One of the biggest -- maybe THE biggest -- difference between using acid dyes and using fiber reactive dyes is this: acid dyes are of equal strength, whereas fiber reactive dyes require fiddling with the relative concentrations of yellow-red-blue in order to mix correctly. That's why it's taken me so long to get to this point in my self education.
For instance, with acid dyes, to mix dyes of equal depth of shade (DOS), you use the same weight of dye powder to an equal amount of water. Such as 1 gram of dye to 100 ml water, which equals a DOS 1, regardless of what color you're mixing.
With fiber reactives, reds are 3x stronger than yellows, blues are 2x stronger than yellows. So to mix an equivalent DOS with fiber reactives would require, generally and theoretically, 3 tsp yellow to one cup water, 2 tsp blue to one cup water, and 1 tsp red to one cup of water.
So I started the weekend's color swatches with lemon yellow at 3 tsp per cup water, turquoise at 2 tsp per cup water, and fuchsia at 1 tsp per cup water. I made the orange page of swatches -- like what you see at the left above -- and discovered that there was still way too much fuchsia in the mix. I did the same thing with the greens and discovered that there was also way too much turquoise in the mix for my taste. So I kept halving the fuchsia and turquoise until I got a percentage that worked for me, that subsequently mixed colors that I would use. The photo above is what I arrived at after numerous experiments with color concentration.

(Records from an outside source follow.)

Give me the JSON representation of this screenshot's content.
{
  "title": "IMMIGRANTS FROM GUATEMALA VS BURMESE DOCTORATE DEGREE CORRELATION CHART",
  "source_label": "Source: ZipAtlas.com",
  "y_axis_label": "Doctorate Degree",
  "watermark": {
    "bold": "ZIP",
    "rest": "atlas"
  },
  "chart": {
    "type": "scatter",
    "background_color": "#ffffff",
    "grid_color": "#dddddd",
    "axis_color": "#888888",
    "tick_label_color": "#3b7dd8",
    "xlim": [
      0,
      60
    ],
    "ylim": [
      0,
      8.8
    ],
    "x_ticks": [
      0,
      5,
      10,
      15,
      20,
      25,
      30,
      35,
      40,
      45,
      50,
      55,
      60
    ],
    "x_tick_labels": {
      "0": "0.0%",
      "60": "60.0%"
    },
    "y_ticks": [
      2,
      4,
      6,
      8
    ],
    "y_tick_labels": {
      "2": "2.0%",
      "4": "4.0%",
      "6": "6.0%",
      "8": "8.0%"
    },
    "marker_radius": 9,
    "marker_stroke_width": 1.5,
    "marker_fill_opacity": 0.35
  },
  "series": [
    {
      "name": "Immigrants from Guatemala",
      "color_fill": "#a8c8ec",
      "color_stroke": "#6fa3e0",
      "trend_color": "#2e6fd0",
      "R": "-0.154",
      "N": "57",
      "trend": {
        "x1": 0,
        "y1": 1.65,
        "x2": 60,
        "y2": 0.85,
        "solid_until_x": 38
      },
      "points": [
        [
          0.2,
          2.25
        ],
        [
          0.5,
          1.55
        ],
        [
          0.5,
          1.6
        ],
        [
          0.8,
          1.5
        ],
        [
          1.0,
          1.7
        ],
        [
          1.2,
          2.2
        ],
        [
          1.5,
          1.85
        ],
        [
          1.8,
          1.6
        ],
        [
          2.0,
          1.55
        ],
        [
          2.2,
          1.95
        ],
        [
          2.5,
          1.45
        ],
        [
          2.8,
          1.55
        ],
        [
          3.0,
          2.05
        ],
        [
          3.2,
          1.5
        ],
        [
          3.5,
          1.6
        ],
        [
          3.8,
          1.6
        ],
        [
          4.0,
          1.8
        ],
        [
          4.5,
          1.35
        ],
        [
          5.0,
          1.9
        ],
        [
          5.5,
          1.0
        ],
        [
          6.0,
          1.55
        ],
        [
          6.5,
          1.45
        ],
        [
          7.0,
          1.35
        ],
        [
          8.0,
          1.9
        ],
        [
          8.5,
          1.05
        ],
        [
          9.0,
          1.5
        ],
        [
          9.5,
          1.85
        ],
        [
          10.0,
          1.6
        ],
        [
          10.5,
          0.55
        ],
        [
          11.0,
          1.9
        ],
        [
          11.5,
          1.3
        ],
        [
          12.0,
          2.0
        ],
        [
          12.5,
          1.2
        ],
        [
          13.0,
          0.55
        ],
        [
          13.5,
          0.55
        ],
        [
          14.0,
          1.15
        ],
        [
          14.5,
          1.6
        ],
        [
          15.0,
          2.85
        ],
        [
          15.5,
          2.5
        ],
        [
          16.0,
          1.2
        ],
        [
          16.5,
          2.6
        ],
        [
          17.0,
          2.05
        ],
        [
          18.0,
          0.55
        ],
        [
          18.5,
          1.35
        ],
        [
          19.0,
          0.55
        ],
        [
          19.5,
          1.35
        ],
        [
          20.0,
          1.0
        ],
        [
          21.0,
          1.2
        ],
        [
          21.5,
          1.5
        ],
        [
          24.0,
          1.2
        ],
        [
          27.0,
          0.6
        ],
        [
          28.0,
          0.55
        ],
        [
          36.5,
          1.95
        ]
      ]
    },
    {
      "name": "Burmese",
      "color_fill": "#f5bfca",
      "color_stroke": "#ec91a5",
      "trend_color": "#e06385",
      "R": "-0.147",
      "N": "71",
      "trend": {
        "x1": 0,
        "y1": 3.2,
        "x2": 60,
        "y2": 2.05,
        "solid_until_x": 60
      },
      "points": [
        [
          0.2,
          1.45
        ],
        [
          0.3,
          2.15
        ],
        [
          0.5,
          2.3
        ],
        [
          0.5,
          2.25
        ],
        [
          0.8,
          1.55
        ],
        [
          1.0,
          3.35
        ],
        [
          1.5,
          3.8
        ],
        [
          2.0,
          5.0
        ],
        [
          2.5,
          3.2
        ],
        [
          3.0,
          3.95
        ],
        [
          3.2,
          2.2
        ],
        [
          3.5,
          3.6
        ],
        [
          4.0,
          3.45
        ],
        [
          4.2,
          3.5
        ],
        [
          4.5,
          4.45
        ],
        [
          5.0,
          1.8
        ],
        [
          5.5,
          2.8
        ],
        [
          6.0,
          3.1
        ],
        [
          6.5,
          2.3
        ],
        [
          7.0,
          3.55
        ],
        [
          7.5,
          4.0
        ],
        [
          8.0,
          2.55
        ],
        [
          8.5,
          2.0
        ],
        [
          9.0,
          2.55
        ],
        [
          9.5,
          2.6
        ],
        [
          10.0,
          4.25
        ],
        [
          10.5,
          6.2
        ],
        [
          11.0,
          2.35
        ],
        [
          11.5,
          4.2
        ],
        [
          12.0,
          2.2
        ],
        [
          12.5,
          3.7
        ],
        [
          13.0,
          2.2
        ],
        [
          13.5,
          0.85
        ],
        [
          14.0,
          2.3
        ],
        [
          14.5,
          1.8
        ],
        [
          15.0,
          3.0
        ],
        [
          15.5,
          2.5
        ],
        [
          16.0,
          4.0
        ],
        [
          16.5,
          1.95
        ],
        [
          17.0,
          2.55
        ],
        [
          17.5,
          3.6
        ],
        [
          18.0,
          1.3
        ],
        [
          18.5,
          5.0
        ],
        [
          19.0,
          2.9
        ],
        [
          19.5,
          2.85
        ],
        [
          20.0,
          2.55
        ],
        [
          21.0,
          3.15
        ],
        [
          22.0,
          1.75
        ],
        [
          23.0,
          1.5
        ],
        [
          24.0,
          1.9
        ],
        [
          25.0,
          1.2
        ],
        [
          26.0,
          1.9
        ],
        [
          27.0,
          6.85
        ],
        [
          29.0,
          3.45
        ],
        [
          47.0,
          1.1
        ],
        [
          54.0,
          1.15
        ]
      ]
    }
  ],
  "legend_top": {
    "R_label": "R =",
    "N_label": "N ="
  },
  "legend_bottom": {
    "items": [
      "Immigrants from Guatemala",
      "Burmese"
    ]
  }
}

My final formulas for this set of color swatches:
- 3 tsp lemon to 1 cup water
- 1/2 tsp turquoise to 1 cup water
- 1/4 tsp fuchsia to one cup water
- 1 tsp black (Procion 300) to one cup water
After I make the swatches, I toss the leftover dye into one of three quart jars -- orange, green, purple -- and use that for other dyeing projects.
My next set will be with lemon yellow again, fire red, and cerulean blue. Actually, I did an entire set with those colors today, using the same formulas as above. But the colors in this case were not intense enough so I'm going to do them again, and I'm going to double the blue and red this time.